The world of sports has always been kind to copycats. The Spurs became the Patriots of the NBA. Or vice versa, I can't remember who became the poster boy for wise front offices first. The Cowboys follow the Yankees and so on and so on. It's a safe bet, then, that the Tampa Bay Rays are going to become the blueprint for teams in baseball and beyond.

What owner could argue with such a tempting plan? Spend no money for years, let the losses pile up and say that's all about building for the future. Take the Islanders, as Newsday did this morning. The team's been awful for years, both on and off the ice, with little to nothing to show for their dismal play. Now, though, they can tell their fans to hold tight while we build from within.

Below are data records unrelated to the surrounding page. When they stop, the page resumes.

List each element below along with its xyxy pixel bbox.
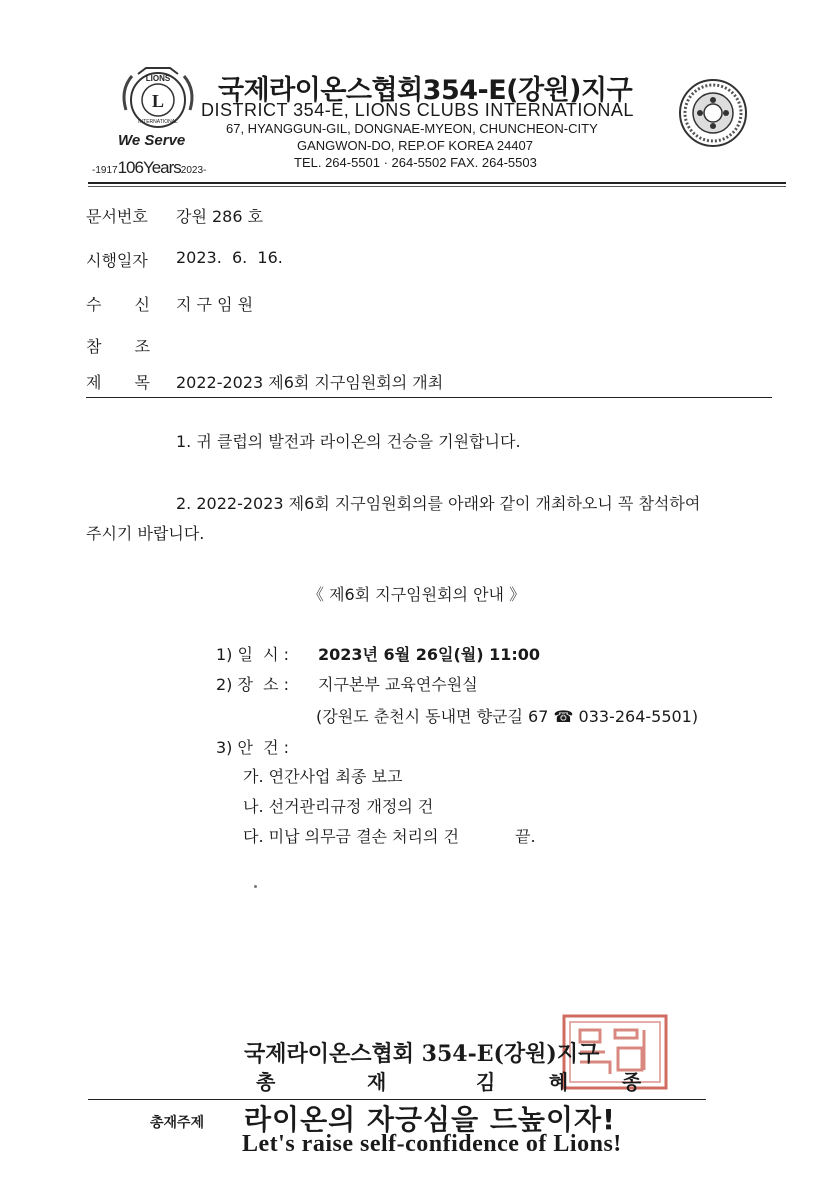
logo-intl-text: INTERNATIONAL [138,119,178,125]
meta-divider [86,397,772,398]
president-name-3: 종 [621,1070,642,1094]
item-2-value: 지구본부 교육연수원실 [318,675,478,694]
president-name-1: 김 [475,1070,496,1094]
date-label: 시행일자 [86,251,148,270]
footer-president [256,1066,641,1095]
paragraph-1: 1. 귀 클럽의 발전과 라이온의 건승을 기원합니다. [176,432,521,451]
doc-number-value: 강원 286 호 [176,207,264,226]
agenda-item-1: 가. 연간사업 최종 보고 [243,767,403,786]
org-name-english: DISTRICT 354-E, LIONS CLUBS INTERNATIONAL [201,100,634,120]
agenda-item-3: 다. 미납 의무금 결손 처리의 건 [243,827,459,846]
lions-logo [118,60,198,140]
address-line-1: 67, HYANGGUN-GIL, DONGNAE-MYEON, CHUNCHEON-CITY [226,121,598,136]
slogan-korean: 라이온의 자긍심을 드높이자! [244,1103,616,1136]
logo-lions-text: LIONS [145,74,171,83]
we-serve-motto: We Serve [118,132,186,149]
district-seal-icon [678,78,748,148]
end-mark: 끝. [515,827,536,846]
subject-value: 2022-2023 제6회 지구임원회의 개최 [176,373,444,392]
years-count: 106Years [117,158,181,177]
subject-label: 제목 [86,373,183,392]
president-name-2: 혜 [548,1070,569,1094]
logo-l-letter: L [151,91,165,111]
paragraph-2-line-2: 주시기 바랍니다. [86,524,205,543]
address-line-2: GANGWON-DO, REP.OF KOREA 24407 [297,138,533,153]
slogan-label: 총재주제 [150,1115,205,1131]
years-start: -1917 [92,165,118,176]
recipient-value: 지 구 임 원 [176,295,254,314]
paragraph-2-line-1: 2. 2022-2023 제6회 지구임원회의를 아래와 같이 개최하오니 꼭 참석하여 [176,494,701,513]
doc-number-label: 문서번호 [86,207,148,226]
scan-speck [254,885,257,888]
item-2-address: (강원도 춘천시 동내면 향군길 67 ☎ 033-264-5501) [316,707,699,726]
slogan-english: Let's raise self-confidence of Lions! [242,1131,622,1157]
president-title-1: 총 [256,1070,276,1094]
reference-label: 참조 [86,337,183,356]
item-1-label: 1) 일 시 : [216,645,290,664]
years-end: 2023- [180,165,207,176]
footer-org-name: 국제라이온스협회 354-E(강원)지구 [244,1041,600,1067]
header-divider [88,182,786,184]
org-name-korean: 국제라이온스협회354-E(강원)지구 [218,75,633,106]
header-divider-thin [88,186,786,187]
president-title-2: 재 [366,1070,387,1094]
recipient-label: 수신 [86,295,183,314]
contact-tel-fax: TEL. 264-5501 · 264-5502 FAX. 264-5503 [294,155,537,170]
item-3-label: 3) 안 건 : [216,738,290,757]
date-value: 2023. 6. 16. [176,248,283,267]
agenda-item-2: 나. 선거관리규정 개정의 건 [243,797,434,816]
years-badge [92,158,206,178]
item-2-label: 2) 장 소 : [216,675,290,694]
item-1-value: 2023년 6월 26일(월) 11:00 [318,645,541,664]
notice-title: 《 제6회 지구임원회의 안내 》 [308,585,526,604]
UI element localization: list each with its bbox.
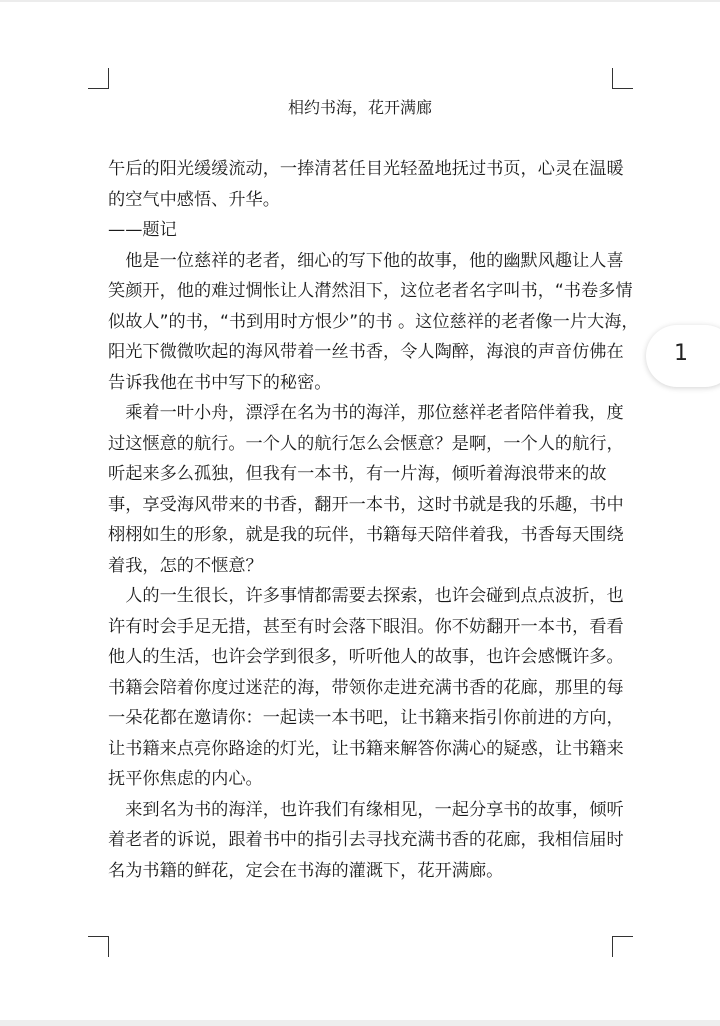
text-line: 抚平你焦虑的内心。 [108,769,263,789]
text-line: 让书籍来点亮你路途的灯光，让书籍来解答你满心的疑惑，让书籍来 [108,738,624,759]
page-indicator[interactable] [646,325,720,387]
text-line: 书籍会陪着你度过迷茫的海，带领你走进充满书香的花廊，那里的每 [108,677,624,698]
text-line: 许有时会手足无措，甚至有时会落下眼泪。你不妨翻开一本书，看看 [108,616,624,637]
text-line: 笑颜开，他的难过惆怅让人潸然泪下，这位老者名字叫书，“书卷多情 [108,281,633,301]
document-title: 相约书海，花开满廊 [287,98,432,117]
text-line: 来到名为书的海洋，也许我们有缘相见，一起分享书的故事，倾听 [108,799,624,820]
text-line: 听起来多么孤独，但我有一本书，有一片海，倾听着海浪带来的故 [108,464,607,484]
text-line: 乘着一叶小舟，漂浮在名为书的海洋，那位慈祥老者陪伴着我，度 [108,403,624,423]
text-line: 告诉我他在书中写下的秘密。 [108,372,332,393]
text-line: 人的一生很长，许多事情都需要去探索，也许会碰到点点波折，也 [108,586,624,606]
text-line: 一朵花都在邀请你：一起读一本书吧，让书籍来指引你前进的方向， [108,708,624,728]
text-line: 他是一位慈祥的老者，细心的写下他的故事，他的幽默风趣让人喜 [108,250,624,271]
document-body [108,154,639,886]
bottom-divider [0,1020,720,1026]
text-line: 着老者的诉说，跟着书中的指引去寻找充满书香的花廊，我相信届时 [108,830,624,850]
margin-corner-mark [88,68,109,89]
text-line: ——题记 [108,220,177,240]
margin-corner-mark [88,936,109,957]
text-line: 午后的阳光缓缓流动，一捧清茗任目光轻盈地抚过书页，心灵在温暖 [108,159,624,179]
page-number: 1 [674,341,688,366]
margin-corner-mark [612,68,633,89]
text-line: 似故人”的书，“书到用时方恨少”的书 。这位慈祥的老者像一片大海， [108,311,639,332]
margin-corner-mark [612,936,633,957]
text-line: 的空气中感悟、升华。 [108,189,280,210]
text-line: 着我，怎的不惬意？ [108,555,263,576]
text-line: 阳光下微微吹起的海风带着一丝书香，令人陶醉，海浪的声音仿佛在 [108,342,624,362]
text-line: 过这惬意的航行。一个人的航行怎么会惬意？是啊，一个人的航行， [108,433,624,454]
top-divider [0,0,720,2]
text-line: 他人的生活，也许会学到很多，听听他人的故事，也许会感慨许多。 [108,647,624,667]
text-line: 名为书籍的鲜花，定会在书海的灌溉下，花开满廊。 [108,860,504,881]
text-line: 事，享受海风带来的书香，翻开一本书，这时书就是我的乐趣，书中 [108,494,624,515]
text-line: 栩栩如生的形象，就是我的玩伴，书籍每天陪伴着我，书香每天围绕 [108,525,624,545]
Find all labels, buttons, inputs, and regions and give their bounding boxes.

Sure, we won't win many games but we'll draft high and develop superstars.

If it were only that easy. People have conveniently forgotten the days when the Rays trotted out retread stars like Fred McGriff, Wade Boggs and Wilson Alvarez in a futile effort to get good overnight. They're ignoring teams like the Detroit Lions, Kansas City Royals, the Knicks and the Islanders, teams that have been awful for years and show no signs of getting to any championship games anytime soon. The Rays are a great story but attempts to follow their lead are going to end up in the gutter more often than not. Good scouting and drafting are vital but so is trying to put together a good team in the here and now.